31 janvier 2003·Français·Vaud·Tribunal cantonal Cour de droit administratif et public·HTML·1,569 mots·~8 min·4

Résumé

c/ Office cantonal des bourses d'études et d'apprentissage | Octroi de 2 bourses entre octobre 1995 et octobre 1997 pour la Faculté des lettres de l'Université de Lausanne. Recourante inscrite à la Faculté des sciences sociales et politiques de la même université dès l'hiver 1997. Echec définitif et exclusion de cette université le 01.07.1999. Refus de bourse confirmé pour une troisième formation auprès de l'Université de Genève. Refus également fondé sur la base de l'art. 6 ch. 3 LAE, l'échec définitif de la recourante empêchant une nouvelle inscription à l'Université de Lausanne.

Texte intégral

CANTON DE VAUD

TRIBUNAL ADMINISTRATIF

ARRET

du 31 janvier 2003

sur le recours interjeté par X.________, ********, 1004 Lausanne

contre

la décision de l'Office cantonal des bourses d'études et d'apprentissage (ci-après : l'office) du 2 juillet 2002 refusant de lui délivrer une bourse d'études.

* * * * * * * * * * * * * * * *

Composition de la section: M. Pierre-André Berthoud, président; M. Pascal Martin et M. Pierre Allenbach, assesseurs. Greffier: M. Sébastien Schmutz.

Vu les faits suivants:

A.                     X.________, ressortissante suisse, célibataire, est née le 20 décembre 1975. Elle a obtenu les bourses d'études suivantes :

-                       période du 15 octobre 1995 au 15 octobre 1996 : 6'270 fr. dans le cadre d'une formation visant à obtenir une licence en géographie auprès de la Faculté des lettres de l'Université de Lausanne et

-                       période du 15 octobre 1996 au 15 octobre 1997 : 6'820 fr. pour les mêmes études de lettres.

                        Il ressort d'un avis de la Faculté des lettres de l'Université de Lausanne, reçu à l'office le 1er septembre 1999, que l'intéressée avait fréquenté la Faculté des sciences sociales et politiques dès le semestre d'hiver 1997, qu'elle n'était plus immatriculée à l'Université de Lausanne, qu'elle avait en effet été exclue de cette université le 1er juillet 1999 en raison d'un échec définitif et qu'elle n'avait donc pas obtenu de titre de formation.
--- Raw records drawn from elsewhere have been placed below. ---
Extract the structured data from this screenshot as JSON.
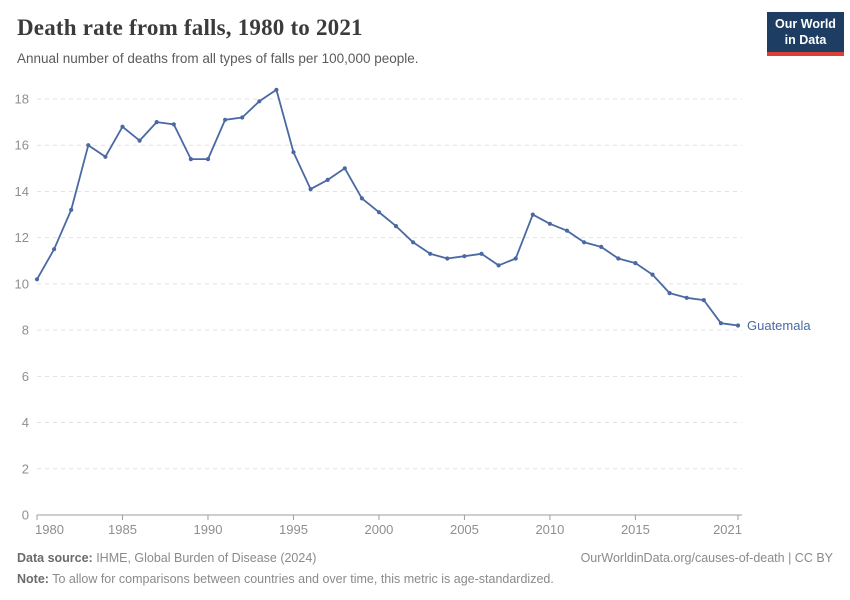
{
  "header": {
    "title": "Death rate from falls, 1980 to 2021",
    "subtitle": "Annual number of deaths from all types of falls per 100,000 people."
  },
  "logo": {
    "line1": "Our World",
    "line2": "in Data",
    "background_color": "#1d3d63",
    "bar_color": "#dc3f34"
  },
  "chart_data": {
    "type": "line",
    "title": "Death rate from falls, 1980 to 2021",
    "subtitle": "Annual number of deaths from all types of falls per 100,000 people.",
    "xlabel": "",
    "ylabel": "",
    "xlim": [
      1980,
      2021
    ],
    "ylim": [
      0,
      18
    ],
    "ytick_step": 2,
    "grid": true,
    "legend_position": "end-of-line-label",
    "xticks": [
      1980,
      1985,
      1990,
      1995,
      2000,
      2005,
      2010,
      2015,
      2021
    ],
    "x": [
      1980,
      1981,
      1982,
      1983,
      1984,
      1985,
      1986,
      1987,
      1988,
      1989,
      1990,
      1991,
      1992,
      1993,
      1994,
      1995,
      1996,
      1997,
      1998,
      1999,
      2000,
      2001,
      2002,
      2003,
      2004,
      2005,
      2006,
      2007,
      2008,
      2009,
      2010,
      2011,
      2012,
      2013,
      2014,
      2015,
      2016,
      2017,
      2018,
      2019,
      2020,
      2021
    ],
    "series": [
      {
        "name": "Guatemala",
        "color": "#4a69a2",
        "values": [
          10.2,
          11.5,
          13.2,
          16.0,
          15.5,
          16.8,
          16.2,
          17.0,
          16.9,
          15.4,
          15.4,
          17.1,
          17.2,
          17.9,
          18.4,
          15.7,
          14.1,
          14.5,
          15.0,
          13.7,
          13.1,
          12.5,
          11.8,
          11.3,
          11.1,
          11.2,
          11.3,
          10.8,
          11.1,
          13.0,
          12.6,
          12.3,
          11.8,
          11.6,
          11.1,
          10.9,
          10.4,
          9.6,
          9.4,
          9.3,
          8.3,
          8.2
        ]
      }
    ]
  },
  "chart_style": {
    "grid_color": "#e1e1e1",
    "axis_color": "#9e9e9e",
    "tick_label_color": "#8f8f8f"
  },
  "footer": {
    "source_label": "Data source:",
    "source_text": " IHME, Global Burden of Disease (2024)",
    "attribution": "OurWorldinData.org/causes-of-death | CC BY",
    "note_label": "Note:",
    "note_text": " To allow for comparisons between countries and over time, this metric is age-standardized."
  }
}
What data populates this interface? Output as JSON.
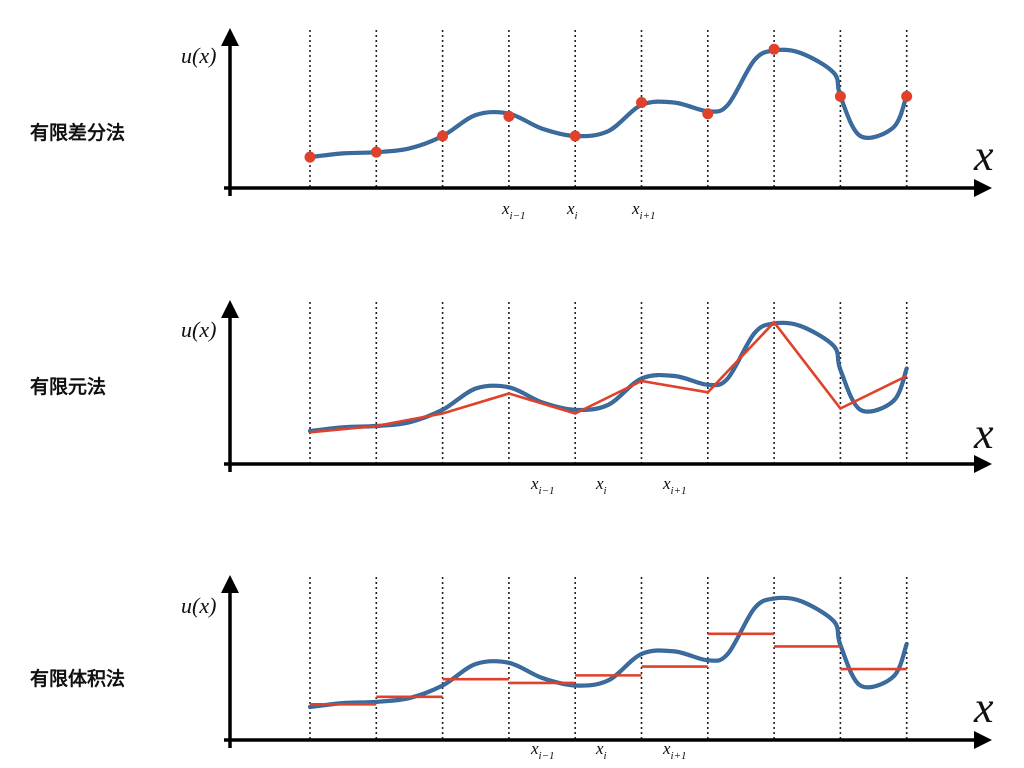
{
  "panels": [
    {
      "label": "有限差分法",
      "method": "finite-difference",
      "y_axis_label": "u(x)",
      "x_axis_label": "x",
      "tick_labels": [
        "x",
        "x",
        "x"
      ],
      "tick_subscripts": [
        "i−1",
        "i",
        "i+1"
      ]
    },
    {
      "label": "有限元法",
      "method": "finite-element",
      "y_axis_label": "u(x)",
      "x_axis_label": "x",
      "tick_labels": [
        "x",
        "x",
        "x"
      ],
      "tick_subscripts": [
        "i−1",
        "i",
        "i+1"
      ]
    },
    {
      "label": "有限体积法",
      "method": "finite-volume",
      "y_axis_label": "u(x)",
      "x_axis_label": "x",
      "tick_labels": [
        "x",
        "x",
        "x"
      ],
      "tick_subscripts": [
        "i−1",
        "i",
        "i+1"
      ]
    }
  ],
  "colors": {
    "curve": "#2d5f93",
    "approximation": "#e0412a",
    "axis": "#000000",
    "grid": "#222222"
  },
  "chart_data": {
    "type": "line",
    "node_count": 10,
    "node_index_range": [
      0,
      9
    ],
    "u_range": [
      0,
      10
    ],
    "curve_samples": [
      [
        0.0,
        1.2
      ],
      [
        0.5,
        1.5
      ],
      [
        1.0,
        1.6
      ],
      [
        1.5,
        1.9
      ],
      [
        2.0,
        2.9
      ],
      [
        2.5,
        4.6
      ],
      [
        3.0,
        4.7
      ],
      [
        3.5,
        3.5
      ],
      [
        4.0,
        2.9
      ],
      [
        4.5,
        3.3
      ],
      [
        5.0,
        5.4
      ],
      [
        5.5,
        5.6
      ],
      [
        6.0,
        4.9
      ],
      [
        6.3,
        5.4
      ],
      [
        6.7,
        9.0
      ],
      [
        7.0,
        9.8
      ],
      [
        7.4,
        9.6
      ],
      [
        7.9,
        8.0
      ],
      [
        8.0,
        6.1
      ],
      [
        8.3,
        2.9
      ],
      [
        8.8,
        3.6
      ],
      [
        9.0,
        6.2
      ]
    ],
    "finite_difference_points": [
      1.2,
      1.6,
      2.9,
      4.5,
      2.9,
      5.6,
      4.7,
      9.9,
      6.1,
      6.1
    ],
    "finite_element_nodes": [
      1.1,
      1.6,
      2.6,
      4.2,
      2.6,
      5.2,
      4.3,
      9.9,
      3.0,
      5.6
    ],
    "finite_volume_cells": [
      1.4,
      2.0,
      3.4,
      3.1,
      3.7,
      4.4,
      7.0,
      6.0,
      4.2
    ]
  }
}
B.                    X.________ a complété le 1er mars 2002 un formulaire enregistré par l'office le 20 du même mois en vue d'obtenir une bourse pour sa première année d'études auprès de la Faculté de psychologie et des sciences de l'éducation de l'Université de Genève, dans le cadre d'une formation qui devrait s'achever en juillet 2005 par l'obtention d'une licence en sciences de l'éducation. Elle a joint à cette demande les documents usuels et, plus particulièrement, des pièces concernant les activités lucratives et les gains qu'elle avait réalisés entre les mois d'octobre 2000 et de septembre 2001.

                        A la suite d'une demande de l'office, les autorités fiscales compétentes ont transmis copie, les 3 avril et 28 juin 2002, des décisions de taxation définitives de l'intéressée, de sa mère et de son beau-père.

C.                    Par décision du 2 juillet 2002, l'office a refusé d'allouer une bourse à X.________ aux motifs qu'elle entreprenait une troisième formation sans avoir achevé les deux précédentes, qu'elle n'avait donc plus droit au soutien financier de l'Etat et qu'une dette de 13'090 fr. avait déjà été abandonnée à la suite de son échec définitif de juillet 1999.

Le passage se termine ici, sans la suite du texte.